Do you see how it was formed? The bitwise_and returns 1 at every pixel where imageStars is 1 AND mask is 1; else, it returns 0.

Now let's get imageBarsCropped. First, let's reverse the mask:

maskReversed = cv2.bitwise_not(mask)

bitwise_not turns 1's into 0's and 0's into 1's. It "flips the bits". maskReversed will look like:

0 0 0 0 1 1 1 1
0 0 0 0 1 1 1 1
0 0 0 0 1 1 1 1
0 0 0 0 1 1 1 1
1 1 1 1 1 1 1 1
1 1 1 1 1 1 1 1
1 1 1 1 1 1 1 1
1 1 1 1 1 1 1 1

Now, we will use maskReversed to "grab" the portion of imageBars that we want.

imageBarsCropped = cv2.bitwise_and(imageBars, maskReversed)

imageBarsCropped will look like:

0 0 0 0 1 1 1 1
0 0 0 0 0 0 0 0
0 0 0 0 1 1 1 1
0 0 0 0 0 0 0 0
1 1 1 1 1 1 1 1
0 0 0 0 0 0 0 0
1 1 1 1 1 1 1 1
0 0 0 0 0 0 0 0

Now, let's combined the two "cropped" images to form the flag!

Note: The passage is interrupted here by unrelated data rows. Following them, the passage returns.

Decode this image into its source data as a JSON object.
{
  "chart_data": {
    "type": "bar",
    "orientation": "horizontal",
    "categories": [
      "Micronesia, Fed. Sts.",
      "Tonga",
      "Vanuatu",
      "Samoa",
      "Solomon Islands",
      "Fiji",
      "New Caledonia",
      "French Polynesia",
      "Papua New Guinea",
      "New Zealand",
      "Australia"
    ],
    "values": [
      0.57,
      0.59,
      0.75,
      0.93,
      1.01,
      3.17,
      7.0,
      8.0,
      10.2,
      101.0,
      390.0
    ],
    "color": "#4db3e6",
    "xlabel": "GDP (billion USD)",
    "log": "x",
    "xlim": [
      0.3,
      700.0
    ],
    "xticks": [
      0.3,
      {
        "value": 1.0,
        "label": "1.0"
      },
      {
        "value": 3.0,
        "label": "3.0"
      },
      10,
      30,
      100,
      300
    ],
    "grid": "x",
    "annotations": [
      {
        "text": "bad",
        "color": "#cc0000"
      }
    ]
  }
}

imageFlag = cv2.bitwise_or(imageStarsCropped, imageBarsCropped)

imageFlag will look like:

1 0 1 0 1 1 1 1
0 1 0 1 0 0 0 0
1 0 1 0 1 1 1 1
0 1 0 1 0 0 0 0
1 1 1 1 1 1 1 1
0 0 0 0 0 0 0 0
1 1 1 1 1 1 1 1
0 0 0 0 0 0 0 0

Do you see why? bitwise_or returns 1 whenever imageStarsCropped[r,c]==1 OR imageBarsCropped[r,c]==1.

Well, I hope this helps you to understand bitwise operations in OpenCV. These properties have a one-to-one correspondences with bitwise operations with binary numbers that the computer does to do arithmetic.